Ma chi sono queste persone? Cosa sappiamo realmente di loro?
A volte sembra che nei confronti di questi soggetti l'indifferenza
prenda il sopravvento, i 'barboni' sono diventati soprammobili che
non si notano più, fanno parte di un arredamento e la gente spesso
sembrerebbe accorgersi della loro esistenza solamente quando
pensa che il tale dal corpo malconcio deturpa l'ambiente cittadino.

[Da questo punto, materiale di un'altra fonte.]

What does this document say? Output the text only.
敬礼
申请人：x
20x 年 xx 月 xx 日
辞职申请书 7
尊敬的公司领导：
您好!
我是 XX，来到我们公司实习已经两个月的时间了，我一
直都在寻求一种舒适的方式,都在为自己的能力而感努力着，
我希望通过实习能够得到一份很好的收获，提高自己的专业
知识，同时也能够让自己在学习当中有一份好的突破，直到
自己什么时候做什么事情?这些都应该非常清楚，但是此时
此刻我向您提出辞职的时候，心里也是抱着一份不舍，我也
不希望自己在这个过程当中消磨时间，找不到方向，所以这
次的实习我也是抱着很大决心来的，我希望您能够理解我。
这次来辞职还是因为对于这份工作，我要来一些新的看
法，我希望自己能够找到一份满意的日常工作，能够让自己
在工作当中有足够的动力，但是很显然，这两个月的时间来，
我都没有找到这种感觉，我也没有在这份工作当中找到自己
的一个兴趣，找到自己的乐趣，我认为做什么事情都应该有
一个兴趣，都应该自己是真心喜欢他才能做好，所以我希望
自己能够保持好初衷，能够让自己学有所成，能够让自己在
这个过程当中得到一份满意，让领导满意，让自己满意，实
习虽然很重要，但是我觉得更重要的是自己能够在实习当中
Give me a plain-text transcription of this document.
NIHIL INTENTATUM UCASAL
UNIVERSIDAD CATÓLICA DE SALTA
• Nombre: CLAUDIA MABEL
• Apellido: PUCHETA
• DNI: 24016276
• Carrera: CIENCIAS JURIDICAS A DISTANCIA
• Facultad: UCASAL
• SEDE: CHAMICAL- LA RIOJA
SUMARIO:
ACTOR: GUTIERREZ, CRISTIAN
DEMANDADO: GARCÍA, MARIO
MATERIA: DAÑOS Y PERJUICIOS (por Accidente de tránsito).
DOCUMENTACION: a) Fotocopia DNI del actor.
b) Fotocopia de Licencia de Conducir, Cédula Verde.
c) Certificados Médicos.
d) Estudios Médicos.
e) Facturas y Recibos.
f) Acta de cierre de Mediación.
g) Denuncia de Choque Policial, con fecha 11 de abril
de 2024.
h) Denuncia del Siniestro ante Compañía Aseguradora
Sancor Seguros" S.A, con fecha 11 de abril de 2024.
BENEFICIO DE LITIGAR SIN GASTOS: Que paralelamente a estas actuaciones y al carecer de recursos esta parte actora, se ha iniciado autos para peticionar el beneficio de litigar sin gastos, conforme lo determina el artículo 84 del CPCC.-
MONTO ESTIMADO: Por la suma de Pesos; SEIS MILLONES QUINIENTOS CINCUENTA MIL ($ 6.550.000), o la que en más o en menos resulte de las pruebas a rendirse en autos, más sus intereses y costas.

La nuova povertà è costituita da persone che, probabilmente,
prima erano ragionieri, commercianti, camionisti, magazzinieri,
operai ecc., in poche parole, “persone nomali”. Forse non si
sarebbero mai immaginate di arrivare a tal punto. Eppure succede!
Può succedere a tutti se si verificano determinate rotture che
innescano un circuito spesso senza ritorno.
Forse troppi hanno ancora, delle persone senza fissa dimora,
un'immagine o di clochard che hanno scelto una vita libera lontana
dagli schemi che la società ci impone, o di fannulloni che non
hanno voglia di fare nulla e si accontentano di vivere alla giornata.
Alcune ricerche hanno invece evidenziato che le persone senza
dimora sono coloro che hanno perduto nel corso del tempo i legami
sociali significativi, che si trovano in precarie condizioni materiali di
esistenza e che hanno abbandonato l'uso prevalente dell'abitazione.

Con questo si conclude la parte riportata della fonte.